Hagit Ofran is Director of the Israeli Peace Now movement;s Settlement Watch Project. (7/19/11) There is a
sense of outrage within the Israeli public following the passing of "the boycott law" in the Knesset last week. The law
allows any individual or institution who faces possible damage as a result of any person's call for boycott settlement
products to sue that person. Evidence of actual damage will not be required. Organizations calling for such boycott
could lose their legal standing as non profit organization. This law has pushed many Israelis to support boycotting the
settlements for the first time. In several hours, thousands joined a new Peace Now Facebook page entitled "So sue me, I
boycott settlement products." Prior to this law, most Israelis considered a boycott one step too far. However
forbidding boycott of settlements seems to delegitimize the very debate over the settlements pushing many to actively
boycott settlements' products. Paradoxically, the boycott law affirms the reasoning behind the anti-Israeli BDS
movement, by erasing the differentiation between Israel and the Occupied Territories. The boycott law implies that the
settlements are of equal legal and moral legitimacy to Israel proper. If this is the case, those who do not accept
Israeli occupation over the territories as legitimate, should by inference see Israel itself as not legitimate as well.
For me, like for many other Israelis, such a conclusion is alarming, and therefore we cannot silently accept this law.

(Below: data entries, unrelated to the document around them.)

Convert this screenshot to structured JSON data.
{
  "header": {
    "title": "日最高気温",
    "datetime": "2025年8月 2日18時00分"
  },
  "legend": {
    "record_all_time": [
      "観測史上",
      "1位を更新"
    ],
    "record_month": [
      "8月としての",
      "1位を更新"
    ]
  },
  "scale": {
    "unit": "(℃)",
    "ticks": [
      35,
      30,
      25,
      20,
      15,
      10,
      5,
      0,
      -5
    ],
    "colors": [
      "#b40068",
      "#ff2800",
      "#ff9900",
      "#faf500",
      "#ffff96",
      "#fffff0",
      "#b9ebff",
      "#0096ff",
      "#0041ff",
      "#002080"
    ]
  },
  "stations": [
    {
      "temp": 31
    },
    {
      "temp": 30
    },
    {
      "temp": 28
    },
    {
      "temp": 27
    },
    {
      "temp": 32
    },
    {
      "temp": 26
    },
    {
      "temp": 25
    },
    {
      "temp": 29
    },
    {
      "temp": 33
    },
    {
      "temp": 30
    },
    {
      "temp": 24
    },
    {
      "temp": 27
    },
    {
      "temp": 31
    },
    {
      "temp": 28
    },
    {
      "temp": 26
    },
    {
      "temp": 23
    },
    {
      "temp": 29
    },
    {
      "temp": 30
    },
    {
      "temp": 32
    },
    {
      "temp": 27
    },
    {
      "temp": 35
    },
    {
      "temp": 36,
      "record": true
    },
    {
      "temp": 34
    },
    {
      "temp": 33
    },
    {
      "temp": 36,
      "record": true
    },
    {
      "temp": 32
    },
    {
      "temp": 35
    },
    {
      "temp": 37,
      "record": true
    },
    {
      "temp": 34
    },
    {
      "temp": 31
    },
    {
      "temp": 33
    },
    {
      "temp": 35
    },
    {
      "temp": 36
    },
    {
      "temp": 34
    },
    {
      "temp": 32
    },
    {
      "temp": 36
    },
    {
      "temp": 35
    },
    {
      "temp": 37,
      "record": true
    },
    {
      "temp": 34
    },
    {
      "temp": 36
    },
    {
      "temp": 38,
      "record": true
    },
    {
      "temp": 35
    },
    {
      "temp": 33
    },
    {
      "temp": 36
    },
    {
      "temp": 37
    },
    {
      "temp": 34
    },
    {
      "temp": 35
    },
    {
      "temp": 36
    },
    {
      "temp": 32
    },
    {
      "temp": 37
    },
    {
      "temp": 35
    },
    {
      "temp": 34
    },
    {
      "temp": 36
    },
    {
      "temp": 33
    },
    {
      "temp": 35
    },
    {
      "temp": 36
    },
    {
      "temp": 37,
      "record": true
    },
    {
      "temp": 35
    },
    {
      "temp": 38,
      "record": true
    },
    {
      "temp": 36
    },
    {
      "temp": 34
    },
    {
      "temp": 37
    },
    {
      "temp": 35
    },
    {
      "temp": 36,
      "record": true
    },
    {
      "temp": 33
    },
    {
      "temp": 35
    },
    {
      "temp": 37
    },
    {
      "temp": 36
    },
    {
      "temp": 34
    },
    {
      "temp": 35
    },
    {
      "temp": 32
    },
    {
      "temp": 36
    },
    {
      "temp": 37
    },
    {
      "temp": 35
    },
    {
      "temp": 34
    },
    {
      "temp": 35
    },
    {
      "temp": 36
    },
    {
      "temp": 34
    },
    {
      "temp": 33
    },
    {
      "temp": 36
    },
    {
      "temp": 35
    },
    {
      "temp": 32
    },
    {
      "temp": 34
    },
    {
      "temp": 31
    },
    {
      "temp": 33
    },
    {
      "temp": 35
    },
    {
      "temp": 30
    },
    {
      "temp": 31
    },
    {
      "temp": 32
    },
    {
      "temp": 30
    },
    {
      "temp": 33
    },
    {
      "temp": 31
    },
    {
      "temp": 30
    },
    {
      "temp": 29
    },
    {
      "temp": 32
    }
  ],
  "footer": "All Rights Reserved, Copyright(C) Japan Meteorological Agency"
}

The boycott law and subsequent boycotts make the hundreds of Israeli businesses in the West Bank an issue of central
importance. Whether the number of these businesses is growing or shrinking is debated by different sources; I know of a
few that have left in recent years, but others that have been set up as well. Last week, the government released a
tender for six new factories in the settlements. Interestingly, five of these were tendered four years ago, but failed
due to a lack of proposals. This implies that, despite what settlers may be saying, investors are reluctant to invest
in businesses in the Occupied Territories. Over the years, the Israeli government created numerous incentives for
businesses and factories to be built in the Occupied Territories. Cheap (or some times free) lands, tax deductions and
funding of salaries for new employees were only parts of those incentives. Another incentive, provided by the Israeli
government, is compensation for settler exporters for loss of tax discounts in the EU, which does not recognize goods
from the territories as goods from Israel under the free trade agreement. This spending accounts for NIS 11,160,000 of
the Israeli budget in year 2011. These payments are a clear reason for businesses to move to the West Bank, or at least
to stay there. While the boycotts may attribute to this reluctance, there is another, more prosaic, reason for
decreased interest in West Bank factories. Building a factory in the West Bank used to mean not only government
incentives, but also very cheap Palestinian labor. Some of the Israeli employers would take advantage of the
Palestinian workers' dire need for work and paid them disgracefully low wages. However a few years ago, after a long
struggle by Israeli worker rights organizations such as Kav La'oved, the Israeli Court ruled that Israeli employers in
settlements, although employing Palestinians that are not citizens of Israel (and in fact are based in territories that
are not part of Israel), must obey by the Israeli laws of employment and provide all basic labor rights to Palestinian
workers (i.e. minimum wage, vacation days, etc.). For law-abiding employers, this ruling means that the opportunity to
exploit Palestinian labor no longer exists and therefore having a factory in the settlements became even less
attractive. I've seen discussions prompted by the right wing claiming that boycotting the settlements harms the tens of
thousands of Palestinian workers who rely on those factories for work -- as if the idea of building settlements was for
the benefit of the Palestinians. That is inherently cynical and nasty. The factories that were built in the Occupied
Territories were built on a foundation of exploitation and immorality, as part of the Israeli occupation that controls
the lands without allowing the Palestinian residents of those lands any civil rights. Palestinian workers are not
wronged by boycotts; they are systematically wronged by the reality of occupation. The boycott law revitalized the
extremely important issue of the settlements. With the momentum it created leading into September, what should be a
very important month for Israel on the world stage, this law serves to unite Israelis against the settlements in a way
that was formerly taboo. A law intended to prevent anti-settlement activity paradoxically roused the Israeli public
against the settlements in a resounding call to action. This blog was co-authored by Jennifer Kaplan.